Cars will need an electronic device to open the gate at night, she said, but there is no way to stop people from entering on foot. As dismal as the conditions are at Dunbar Village, she said, more than 700 families are on a waiting list for housing there and at four other projects in West Palm Beach.

Mayor Lois Frankel said improving Dunbar Village and the surrounding neighborhood was “high on my radar screen,” ideally by replacing the complex with mixed-income housing. But Ms. Frankel said the city had already tried to address problems there, adding, “It would not be accurate to say that these people live in an enclave of neglect.”

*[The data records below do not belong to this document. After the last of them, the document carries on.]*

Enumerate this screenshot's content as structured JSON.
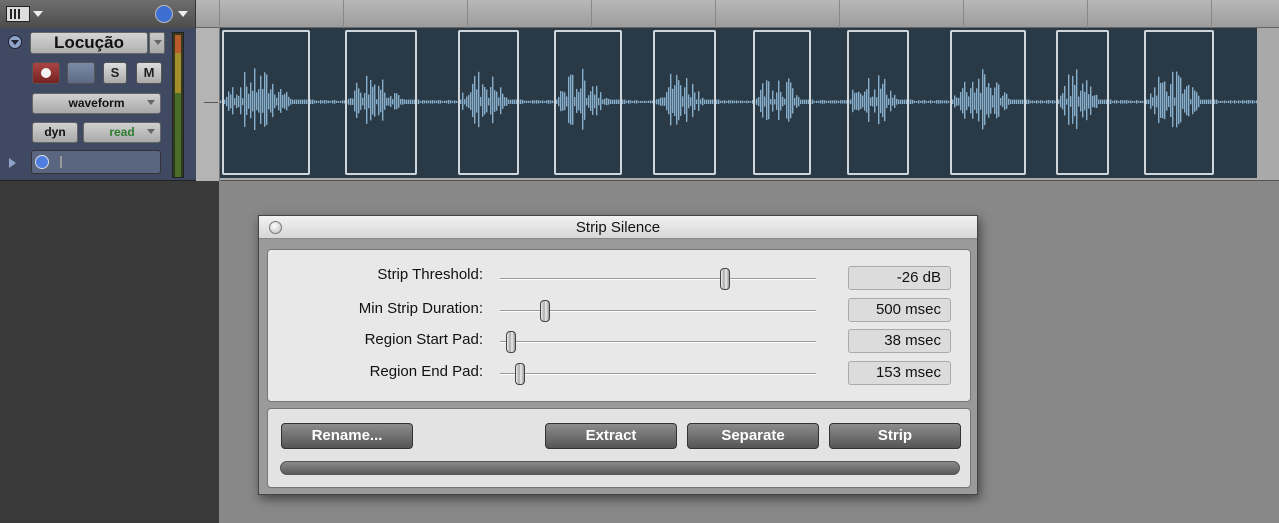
{
  "track": {
    "name": "Locução",
    "view_mode": "waveform",
    "automation_label": "dyn",
    "automation_mode": "read",
    "solo_label": "S",
    "mute_label": "M"
  },
  "dialog": {
    "title": "Strip Silence",
    "params": [
      {
        "label": "Strip Threshold:",
        "value": "-26 dB",
        "level": 0.72
      },
      {
        "label": "Min Strip Duration:",
        "value": "500 msec",
        "level": 0.13
      },
      {
        "label": "Region Start Pad:",
        "value": "38 msec",
        "level": 0.02
      },
      {
        "label": "Region End Pad:",
        "value": "153 msec",
        "level": 0.05
      }
    ],
    "buttons": {
      "rename": "Rename...",
      "extract": "Extract",
      "separate": "Separate",
      "strip": "Strip"
    },
    "progress": 0
  },
  "colors": {
    "waveform": "#87aecb",
    "clip_background": "#2a3946",
    "track_header": "#3f4a62",
    "automation_mode_text": "#2e7d2e"
  }
}
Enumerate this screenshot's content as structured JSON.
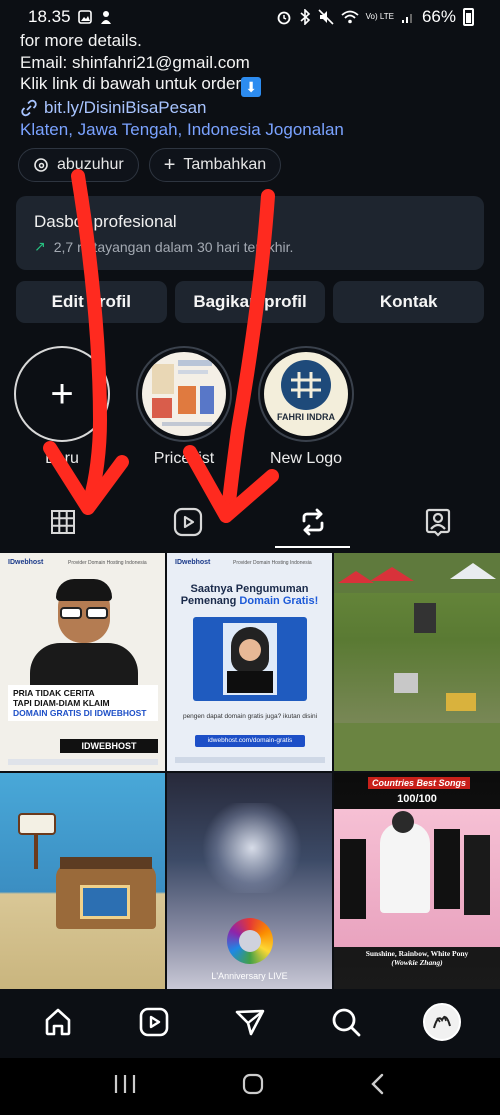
{
  "status_bar": {
    "time": "18.35",
    "battery": "66%",
    "network": "Vo) LTE"
  },
  "bio": {
    "line1": "for more details.",
    "line2": "Email: shinfahri21@gmail.com",
    "line3": "Klik link di bawah untuk order",
    "link": "bit.ly/DisiniBisaPesan",
    "location": "Klaten, Jawa Tengah, Indonesia Jogonalan"
  },
  "chips": {
    "threads_handle": "abuzuhur",
    "add_label": "Tambahkan"
  },
  "dashboard": {
    "title": "Dasbor profesional",
    "stat": "2,7 rb tayangan dalam 30 hari terakhir."
  },
  "actions": {
    "edit": "Edit profil",
    "share": "Bagikan profil",
    "contact": "Kontak"
  },
  "highlights": [
    {
      "label": "Baru"
    },
    {
      "label": "Price list"
    },
    {
      "label": "New Logo"
    }
  ],
  "new_logo_text": "FAHRI INDRA",
  "posts": {
    "p1": {
      "brand": "IDwebhost",
      "tagline": "Provider Domain Hosting Indonesia",
      "line1": "PRIA TIDAK CERITA",
      "line2": "TAPI DIAM-DIAM KLAIM",
      "line3": "DOMAIN GRATIS DI IDWEBHOST",
      "footer": "IDWEBHOST"
    },
    "p2": {
      "brand": "IDwebhost",
      "tagline": "Provider Domain Hosting Indonesia",
      "title1": "Saatnya Pengumuman",
      "title2": "Pemenang",
      "title3": "Domain Gratis!",
      "question": "pengen dapat domain gratis juga? ikutan disini",
      "url": "idwebhost.com/domain-gratis"
    },
    "p5": {
      "caption": "L'Anniversary LIVE"
    },
    "p6": {
      "header1": "Countries Best Songs",
      "header2": "100/100",
      "caption1": "Sunshine, Rainbow, White Pony",
      "caption2": "(Wowkie Zhang)"
    }
  },
  "colors": {
    "accent_link": "#a8c4ff",
    "location": "#7aa2ff",
    "annotation": "#ff2a1f",
    "card": "#1e252f"
  }
}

The housing authority is financed by the federal government, and has repeatedly failed to win a federal grant that would have allowed the demolition of Dunbar Village and relocation of its 300 residents. Four years ago, Congress eliminated $165,000 a year that paid for extra policing at the city’s housing projects as a part of a national cutback in housing money.

4 comments:

rikyrah said...

When I read stories like this, I wonder about the soul of our community. Those housing projects are built like crap. If someone is SCREAMING, then CALL THE POLICE. It's only what decent people would do. Yes, I use the word decent.

This story just makes me angry. Very angry. I don't want to hear about their ' hard lives'. I don't want to hear about how bad they had it. What they did was inhuman. Inhuman, and deserve to be put UNDER the jail. Period.

Anonymous said...

I agree, Rikyrah.

I'll bet not one of those young men is being/has been raised by a man . Not one!

Anonymous said...

I cant believe that people say things like "so what a woman got raped, look at this project". I do agree with some of the things said, but in this day and age to blame not having a father figure is a cheap attempt to blame the system and our community. They must be held accountable for there actions. And I do agree with charging them as adults. This woman was made to do things unspeakable to her child. How does this Mother look at her son knowing she couldnt protect him. How does a son look at his mother after the acts they were made to do? My heart goes out to this Mother and child. And for those who choose to live in a glass house, dont throw stones.

Anonymous said...

I am so outraged at this moment that I can't even begin to write down all of the horrible,sadistic, vengeful things that should happen to those animals responsible for this. I have not stopped shaking since I heard about this horrible story. My heart goes out to the mother and her child. I would send my prayers, but, there is no God!!!!!!!!